From: Jeff Squyres (jsquyres_at_[hidden])
Date: 2005-06-25 06:45:47


This looks like a $PATH problem -- there must be both an installation
that has modules of version 7.0.0 and 7.1.0 on at least one of your
machines. When you login interactively, your $PATH is apparently being
set properly to find the 7.1.0 version, but when you login
non-interactively, it looks like it is finding the 7.0.0 version --
resulting in the problem that you are seeing.

For example, try:

shell$ which lamboot

and compare that to:

shell$ ssh localhost which lamboot
shell$ ssh othernode which lamboot

And see if there are discrepancies about where lamboot is found.

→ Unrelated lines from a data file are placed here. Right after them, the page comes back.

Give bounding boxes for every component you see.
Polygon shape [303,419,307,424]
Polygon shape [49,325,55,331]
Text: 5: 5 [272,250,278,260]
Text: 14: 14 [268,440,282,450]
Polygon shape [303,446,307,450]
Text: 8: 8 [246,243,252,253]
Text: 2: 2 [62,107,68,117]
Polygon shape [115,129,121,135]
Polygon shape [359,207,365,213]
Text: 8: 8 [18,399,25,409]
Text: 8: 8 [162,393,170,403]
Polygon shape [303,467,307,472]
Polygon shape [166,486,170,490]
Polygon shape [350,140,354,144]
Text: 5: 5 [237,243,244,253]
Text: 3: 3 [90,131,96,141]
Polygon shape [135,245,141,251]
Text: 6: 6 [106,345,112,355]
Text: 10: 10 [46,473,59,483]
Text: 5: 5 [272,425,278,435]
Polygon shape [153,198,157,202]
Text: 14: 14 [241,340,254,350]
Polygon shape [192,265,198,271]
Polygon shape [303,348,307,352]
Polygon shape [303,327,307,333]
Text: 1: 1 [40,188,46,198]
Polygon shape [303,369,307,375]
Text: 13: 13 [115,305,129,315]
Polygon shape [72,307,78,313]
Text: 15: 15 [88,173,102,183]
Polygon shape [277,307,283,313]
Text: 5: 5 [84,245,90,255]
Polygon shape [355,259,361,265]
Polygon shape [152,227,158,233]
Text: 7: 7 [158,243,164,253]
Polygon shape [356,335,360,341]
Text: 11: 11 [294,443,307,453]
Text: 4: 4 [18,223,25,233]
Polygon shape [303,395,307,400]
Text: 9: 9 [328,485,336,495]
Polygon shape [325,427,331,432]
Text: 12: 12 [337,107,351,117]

Check the LAM FAQ in the "Booting LAM" section for information about
interactive and non-interactive logins, and how to setup your shell
startup files appropriately.

On Jun 24, 2005, at 12:38 PM, smiler21_at_[hidden] wrote:

> Hi, I'm trying to run a code between Mac and Linux and I'm getting
> either of these two errors:
>
> mpirun -ssi rpi tcp C ./sphu
> -----------------------------------------------------------------------
> ------
> It seems that [at least] one of the processes that was started with
> mpirun chose a different RPI than its peers. For example, at least
> the following two processes mismatched in their RPI selections:
>
> MPI_COMM_WORLD rank 1: tcp (v7.1.0)
> MPI_COMM_WORLD rank 0: tcp (v7.0.0)
>
> All MPI processes must choose the same RPI module and version when
> they start. Check your SSI settings and/or the local environment
> variables on each node.
> -----------------------------------------------------------------------
> ------
>
> mpirun -ssi rpi usysv C ./sphu
> -----------------------------------------------------------------------
> ------
> It seems that [at least] one of the processes that was started with
> mpirun chose a different RPI than its peers. For example, at least
> the following two processes mismatched in their RPI selections:
>
> MPI_COMM_WORLD rank 1: usysv (v7.1.0)
> MPI_COMM_WORLD rank 0: usysv (v7.0.0)
>
> All MPI processes must choose the same RPI module and version when
> they start. Check your SSI settings and/or the local environment
> variables on each node.
> -----------------------------------------------------------------------
> ------
>
> When I do laminfo on both machines, they both include:
> SSI rpi: tcp (API v1.0, Module v7.1)
> SSI rpi: usysv (API v1.0, Module v7.1)
>
> It looks like rank 0 should have (v7.1.0) instead of (v7.0.0), but
> maybe I just don't understand the error.
>
> Thanks,
> Eric
> _______________________________________________
> This list is archived at http://www.lam-mpi.org/MailArchives/lam/
>

-- 
{+} Jeff Squyres
{+} jsquyres_at_[hidden]
{+} http://www.lam-mpi.org/